Where do I start with that? I suppose I want the people who live here to be happy to live here and to have good and fulfilled lives. I suppose that also I want to work towards a cleaner, greener, totally sustainable environment. That’s the long term. In the short term its sorting out all those 100s of day to day problems which hopefully are building blocks towards the long term. Or at least I hope so.
Kate Powling says
I have lived in Mary Mills’ ward for six years now and in that time I have had a great deal of contact with her on a number of issues. She is friendly, approachable and helpful : everything you could ask of a local Councillor and it doesn’t surprise me that her personal vote in the Ward is always substantially higher than her colleagues. (See Andrew Gilligan’s latest post).
I wish there were more like Mary: Greenwich / the country would be a better place.
(I am not a Labour Party Activist. This is a genuine post!)
Indigo says
Yes, Mary Mills is a bright light in the now very corrupted NoooLabour world.
Mary, the latest leaflet distributed in the Peninsula Ward is a very good instance of how your colleagues and your Party let you down. Viz
1. The first “resident” pictured on the inside saying why he will vote Labour is Andrew Blundy – solicitor and Labour party worker (he actually delivered my leaflet), one-time (and for all I know continuing) chair of the Labour Group; and documents released during the MPs’ expenses expose revealed that Blundy acted for Nick Raynsford’s partner Alison Seabeck MP in the matter of the purchase of a constituency office in/around Plymouth. You can hardly get closer to the Labour party than that – couldn’t you all have found another, non-Party worker, resident for your leaflet? I have known Andrew personally for a number of years, and he is already aware of my profound misgivings about how seldom he declares his interest in the Labour Party, eg on the PCC of St Alfege Church.**
2. The graphic on the back of the leaflet entitled “A vote for any other party lets the Tories in …” is meant, one assumes, to be derived from the results of the 2006 local election (turnout 35%). http://greenwich.greenparty.org.uk/localsites/greenwich/news/2010_05_04_dodgy_graph.html Something very odd going on: I remember it as the Greens remember it but the Council web site seems to “remember” differently.

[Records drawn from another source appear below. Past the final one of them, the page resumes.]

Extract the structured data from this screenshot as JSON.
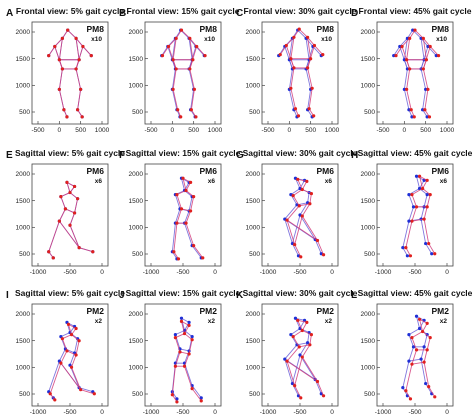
{
  "chart_data": [
    {
      "label": "A",
      "title": "Frontal view: 5% gait cycle",
      "annotation": [
        "PM8",
        "x10"
      ],
      "view": "frontal",
      "xticks": [
        "-500",
        "0",
        "500",
        "1000"
      ],
      "yticks": [
        "500",
        "1000",
        "1500",
        "2000"
      ]
    },
    {
      "label": "B",
      "title": "Frontal view: 15% gait cycle",
      "annotation": [
        "PM8",
        "x10"
      ],
      "view": "frontal",
      "xticks": [
        "-500",
        "0",
        "500",
        "1000"
      ],
      "yticks": [
        "500",
        "1000",
        "1500",
        "2000"
      ]
    },
    {
      "label": "C",
      "title": "Frontal view: 30% gait cycle",
      "annotation": [
        "PM8",
        "x10"
      ],
      "view": "frontal",
      "xticks": [
        "-500",
        "0",
        "500",
        "1000"
      ],
      "yticks": [
        "500",
        "1000",
        "1500",
        "2000"
      ]
    },
    {
      "label": "D",
      "title": "Frontal view: 45% gait cycle",
      "annotation": [
        "PM8",
        "x10"
      ],
      "view": "frontal",
      "xticks": [
        "-500",
        "0",
        "500",
        "1000"
      ],
      "yticks": [
        "500",
        "1000",
        "1500",
        "2000"
      ]
    },
    {
      "label": "E",
      "title": "Sagittal view: 5% gait cycle",
      "annotation": [
        "PM6",
        "x6"
      ],
      "view": "sagittal",
      "xticks": [
        "-1000",
        "-500",
        "0"
      ],
      "yticks": [
        "500",
        "1000",
        "1500",
        "2000"
      ]
    },
    {
      "label": "F",
      "title": "Sagittal view: 15% gait cycle",
      "annotation": [
        "PM6",
        "x6"
      ],
      "view": "sagittal",
      "xticks": [
        "-1000",
        "-500",
        "0"
      ],
      "yticks": [
        "500",
        "1000",
        "1500",
        "2000"
      ]
    },
    {
      "label": "G",
      "title": "Sagittal view: 30% gait cycle",
      "annotation": [
        "PM6",
        "x6"
      ],
      "view": "sagittal",
      "xticks": [
        "-1000",
        "-500",
        "0"
      ],
      "yticks": [
        "500",
        "1000",
        "1500",
        "2000"
      ]
    },
    {
      "label": "H",
      "title": "Sagittal view: 45% gait cycle",
      "annotation": [
        "PM6",
        "x6"
      ],
      "view": "sagittal",
      "xticks": [
        "-1000",
        "-500",
        "0"
      ],
      "yticks": [
        "500",
        "1000",
        "1500",
        "2000"
      ]
    },
    {
      "label": "I",
      "title": "Sagittal view: 5% gait cycle",
      "annotation": [
        "PM2",
        "x2"
      ],
      "view": "sagittal",
      "xticks": [
        "-1000",
        "-500",
        "0"
      ],
      "yticks": [
        "500",
        "1000",
        "1500",
        "2000"
      ]
    },
    {
      "label": "J",
      "title": "Sagittal view: 15% gait cycle",
      "annotation": [
        "PM2",
        "x2"
      ],
      "view": "sagittal",
      "xticks": [
        "-1000",
        "-500",
        "0"
      ],
      "yticks": [
        "500",
        "1000",
        "1500",
        "2000"
      ]
    },
    {
      "label": "K",
      "title": "Sagittal view: 30% gait cycle",
      "annotation": [
        "PM2",
        "x2"
      ],
      "view": "sagittal",
      "xticks": [
        "-1000",
        "-500",
        "0"
      ],
      "yticks": [
        "500",
        "1000",
        "1500",
        "2000"
      ]
    },
    {
      "label": "L",
      "title": "Sagittal view: 45% gait cycle",
      "annotation": [
        "PM2",
        "x2"
      ],
      "view": "sagittal",
      "xticks": [
        "-1000",
        "-500",
        "0"
      ],
      "yticks": [
        "500",
        "1000",
        "1500",
        "2000"
      ]
    }
  ],
  "colors": {
    "red_markers": "#e0201e",
    "blue_markers": "#1f2fd6",
    "red_lines": "#d23c7a",
    "blue_lines": "#6b5fd8",
    "frame": "#444444"
  }
}
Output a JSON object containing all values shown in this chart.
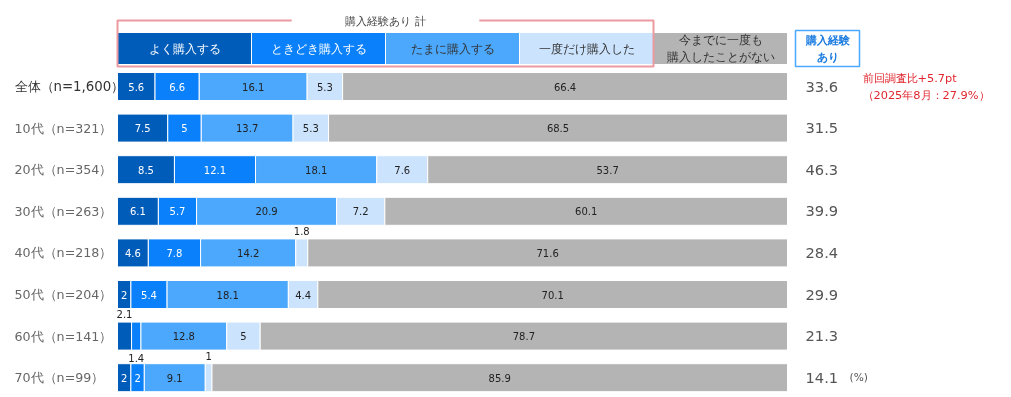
{
  "chart_data": {
    "type": "bar",
    "orientation": "horizontal",
    "stacked": true,
    "data_labels": true,
    "legend": "top",
    "grid": false,
    "categories": [
      "全体（n=1,600）",
      "10代（n=321）",
      "20代（n=354）",
      "30代（n=263）",
      "40代（n=218）",
      "50代（n=204）",
      "60代（n=141）",
      "70代（n=99）"
    ],
    "series": [
      {
        "name": "よく購入する",
        "color": "#005cb9",
        "values": [
          5.6,
          7.5,
          8.5,
          6.1,
          4.6,
          2,
          2.1,
          2
        ]
      },
      {
        "name": "ときどき購入する",
        "color": "#0a80fa",
        "values": [
          6.6,
          5,
          12.1,
          5.7,
          7.8,
          5.4,
          1.4,
          2
        ]
      },
      {
        "name": "たまに購入する",
        "color": "#4ba8fd",
        "values": [
          16.1,
          13.7,
          18.1,
          20.9,
          14.2,
          18.1,
          12.8,
          9.1
        ]
      },
      {
        "name": "一度だけ購入した",
        "color": "#cce3fd",
        "values": [
          5.3,
          5.3,
          7.6,
          7.2,
          1.8,
          4.4,
          5,
          1
        ]
      },
      {
        "name": "今までに一度も購入したことがない",
        "color": "#b4b4b4",
        "values": [
          66.4,
          68.5,
          53.7,
          60.1,
          71.6,
          70.1,
          78.7,
          85.9
        ]
      }
    ],
    "xlim": [
      0,
      100
    ],
    "annotations": [
      "購入経験あり 計",
      "購入経験あり",
      "前回調査比+5.7pt（2025年8月：27.9%）",
      "(%)",
      "33.6",
      "31.5",
      "46.3",
      "39.9",
      "28.4",
      "29.9",
      "21.3",
      "14.1"
    ]
  }
}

** One particular character trait of the Labour Party in Greenwich that bugs me is their attitude to money: Labour seems to think money grows on trees, ie must always be provided by someone else – PFI “trees” (ie money created by capitalism), central funding (eg LDA grants), legacies by private individuals (personal wealth donated, say, to a church) – just for them to pluck and waste. There is no sense of saving for a rainy day (or the years of austerity that lie before us, no matter who wins the General Election).